= Joseph Kaipayil =

Indian philosopher (born 1959)

Joseph Kaipayil (born 1959) is an Indian philosopher, who expounds a relationalist theory of reality. He is professor of philosophy at Jeevalaya Institute of Philosophy, Bangalore. In his writings one finds a sustained and systematic articulation of relationalism as a distinct philosophical theory. His works include: The Epistemology of Comparative Philosophy (1995), Critical Ontology: An Introductory Essay (2002), Human as Relational: A Study in Critical Ontology (2003), An Essay on Ontology (2008), and Relationalism: A Theory of Being (2009).

==Critical ontology, ontic relationalism, and Being-principle==
Critical ontology, ontic relationalism, and Being-principle are the three major concepts found in Kaipayil's thought.

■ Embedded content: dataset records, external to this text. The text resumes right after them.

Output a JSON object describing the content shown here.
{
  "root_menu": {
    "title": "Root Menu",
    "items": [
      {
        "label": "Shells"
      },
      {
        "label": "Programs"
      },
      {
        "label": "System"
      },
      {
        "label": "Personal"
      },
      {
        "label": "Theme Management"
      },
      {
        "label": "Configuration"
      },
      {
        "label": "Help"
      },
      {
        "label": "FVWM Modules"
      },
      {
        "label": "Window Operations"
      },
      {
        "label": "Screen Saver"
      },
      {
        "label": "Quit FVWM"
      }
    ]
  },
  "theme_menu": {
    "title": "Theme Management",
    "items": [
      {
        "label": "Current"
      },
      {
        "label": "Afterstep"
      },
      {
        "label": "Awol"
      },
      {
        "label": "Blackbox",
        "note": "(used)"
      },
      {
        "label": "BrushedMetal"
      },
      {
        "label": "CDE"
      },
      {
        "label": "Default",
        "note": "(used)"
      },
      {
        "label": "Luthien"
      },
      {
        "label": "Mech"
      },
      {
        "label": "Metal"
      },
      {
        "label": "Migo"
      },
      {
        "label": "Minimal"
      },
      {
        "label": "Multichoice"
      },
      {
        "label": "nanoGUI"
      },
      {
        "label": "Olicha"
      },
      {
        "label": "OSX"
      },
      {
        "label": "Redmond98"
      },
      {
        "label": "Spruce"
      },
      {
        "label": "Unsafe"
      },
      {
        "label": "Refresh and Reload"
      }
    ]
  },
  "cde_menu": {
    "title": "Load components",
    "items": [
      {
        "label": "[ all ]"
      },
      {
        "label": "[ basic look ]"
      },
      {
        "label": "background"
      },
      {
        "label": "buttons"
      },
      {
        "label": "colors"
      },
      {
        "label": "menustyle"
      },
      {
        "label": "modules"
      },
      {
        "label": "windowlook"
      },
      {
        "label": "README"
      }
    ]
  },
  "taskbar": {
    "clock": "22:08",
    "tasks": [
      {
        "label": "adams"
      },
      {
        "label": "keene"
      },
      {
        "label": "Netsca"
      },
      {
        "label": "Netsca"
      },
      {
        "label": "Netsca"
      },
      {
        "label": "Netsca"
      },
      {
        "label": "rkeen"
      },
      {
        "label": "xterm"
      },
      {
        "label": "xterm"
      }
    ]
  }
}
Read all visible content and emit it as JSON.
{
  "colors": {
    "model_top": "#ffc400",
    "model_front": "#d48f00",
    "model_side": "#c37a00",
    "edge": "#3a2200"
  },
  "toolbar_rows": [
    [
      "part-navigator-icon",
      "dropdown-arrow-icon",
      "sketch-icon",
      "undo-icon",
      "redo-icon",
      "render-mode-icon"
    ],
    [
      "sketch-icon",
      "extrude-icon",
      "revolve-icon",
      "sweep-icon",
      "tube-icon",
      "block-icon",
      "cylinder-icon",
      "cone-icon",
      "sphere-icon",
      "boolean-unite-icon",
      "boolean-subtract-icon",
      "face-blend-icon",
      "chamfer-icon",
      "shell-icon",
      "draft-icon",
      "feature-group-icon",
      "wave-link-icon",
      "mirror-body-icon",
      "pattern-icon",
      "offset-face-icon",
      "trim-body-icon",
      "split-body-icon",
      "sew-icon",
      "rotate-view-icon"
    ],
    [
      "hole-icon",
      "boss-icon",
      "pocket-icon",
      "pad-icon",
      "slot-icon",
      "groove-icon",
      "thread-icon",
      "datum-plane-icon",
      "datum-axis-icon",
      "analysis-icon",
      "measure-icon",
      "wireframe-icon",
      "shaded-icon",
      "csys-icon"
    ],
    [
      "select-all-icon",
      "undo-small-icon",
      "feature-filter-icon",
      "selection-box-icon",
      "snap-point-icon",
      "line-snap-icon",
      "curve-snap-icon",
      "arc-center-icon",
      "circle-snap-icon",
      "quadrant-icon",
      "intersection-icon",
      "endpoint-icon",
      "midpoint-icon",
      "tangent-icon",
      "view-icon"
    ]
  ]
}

Building on his basic understanding of philosophy as critical reflection on human experience (to form a rational theory of the world), Kaipayil argues that ontology, the theory of being, (and metaphysics for that matter) should be “critical,” meaning that it should be based on empirical experience. Any ontological and metaphysical postulations we make can claim epistemic justification, only if they are grounded in our experience of the world. In this regard, he agrees with the Kantian critique of human knowledge, without, however, endorsing its agnosticism about metaphysics. Kaipayil further describes ontology as investigation of the being-principle of things.

Coming to his relationalist thought, Kaipayil presents relationalism mainly as a theory of being, which addresses the metaphysical problem of the one and the many, i.e. the unity and the plurality of the world. His theory of being, which he prefers to call ontic relationalism, interprets the meaning of being in terms of the particular in its relationality. Entities are constituted by their multiple relationalities. According to ontic relationalism, particulars interrelate and constitute what we call reality.

Integral to Kaipayil's theory of being is his concept of Being-principle, conceived as the unity of the three primal principles - existence, intelligence, and force. Beings (particulars) are thought to be ontologically grounded in Being-principle, the supreme particular, and its radical relationality.

==Interpretation of Indian philosophy==
Kaipayil critiques the traditional view of classical Indian philosophy as intuitive and spiritual (in contrast with Western philosophy). Following the lead of Daya Krishna and J.N. Mohanty among others, Kaipayil argues that philosophy in India was equally rational and critical a pursuit as it was in the West. Kaipayil also questions the philosophical rationale of the faith-based classification of classical schools into orthodox and heterodox and the feasibility of comparative philosophy as a model for philosophizing.